At the annual Spring Meetings of the Boards of Governors of the World Bank Group and the International Monetary Fund in Washington, Khalil Sediq, governor at the Central Bank of Afghanistan, told The Asia Times that Afghanistan might issue a sovereign crypto bond that uses blockchain technology. The goal is to raise $5.8 billion to support the country’s critical mining, energy and agriculture sectors.
Afghanistan has been in economic turmoil for the last three decades, with the country’s 25-percent population currently unemployed and living under the poverty level.

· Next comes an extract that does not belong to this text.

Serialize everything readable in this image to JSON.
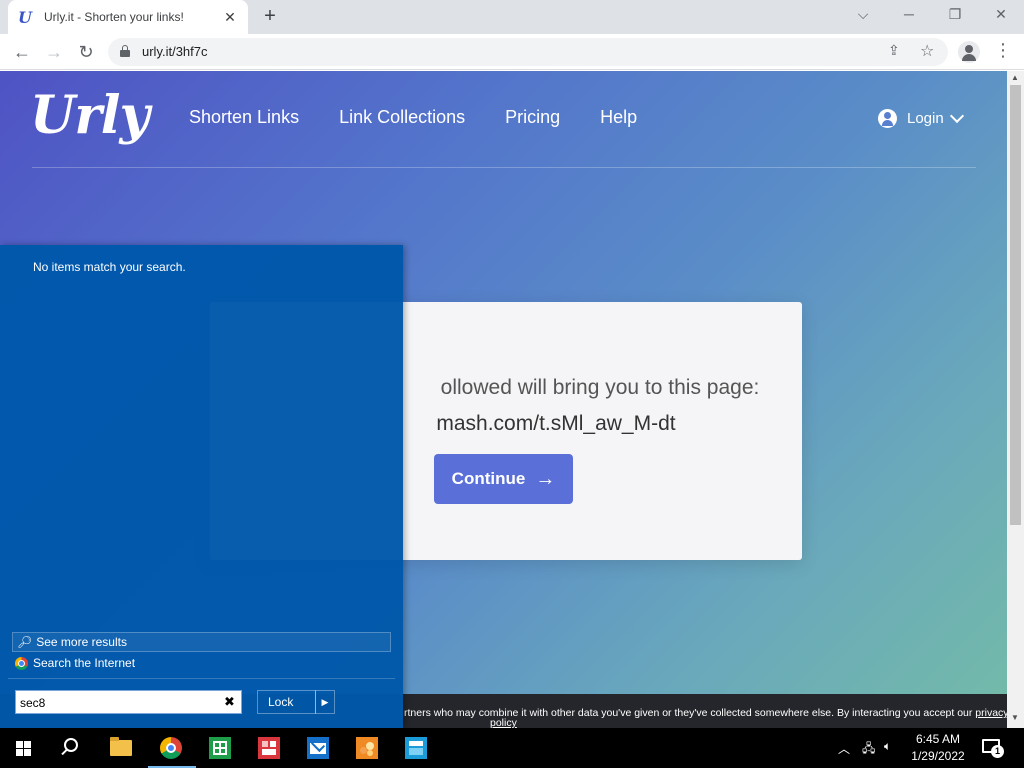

Sediq explained that bitcoin could be used with a form of metals future, such as lithium, adding that the value of Afghanistan’s mineral reserves is estimated at more than $3 trillion. In fact, the country is expected to be one of the world’s largest miners of lithium, which is in short supply due to the high demand for electric vehicles.
Christine Lagarde, the managing director at the IMF, said that while she supports Afghanistan’s bitcoin ambitions, she believes that bond issuance over blockchain should be tested in a sandbox environment before it is formally implemented.
In the meantime, Afghanistan isn’t the only country looking into bitcoin. Tunisia has formed a working group that is studying the issuance of a sovereign bitcoin bond. Banque Centrale de Tunisie governor Marouane El Abassi told delegates at the Spring Meetings that his country was already hosting digital cash payments through a Poste Tunisienne system created by DigitUS Tech.
And Uzbekistan sent a delegation to the event so it could study bitcoin and blockchain. Uzbek Ambassador to the United States Javlon Vakhabov told delegates that an Uzbek bitcoin bond could be coupled with the cotton futures market, as the Central Asian nation is the world’s fifth-largest producer of the commodity.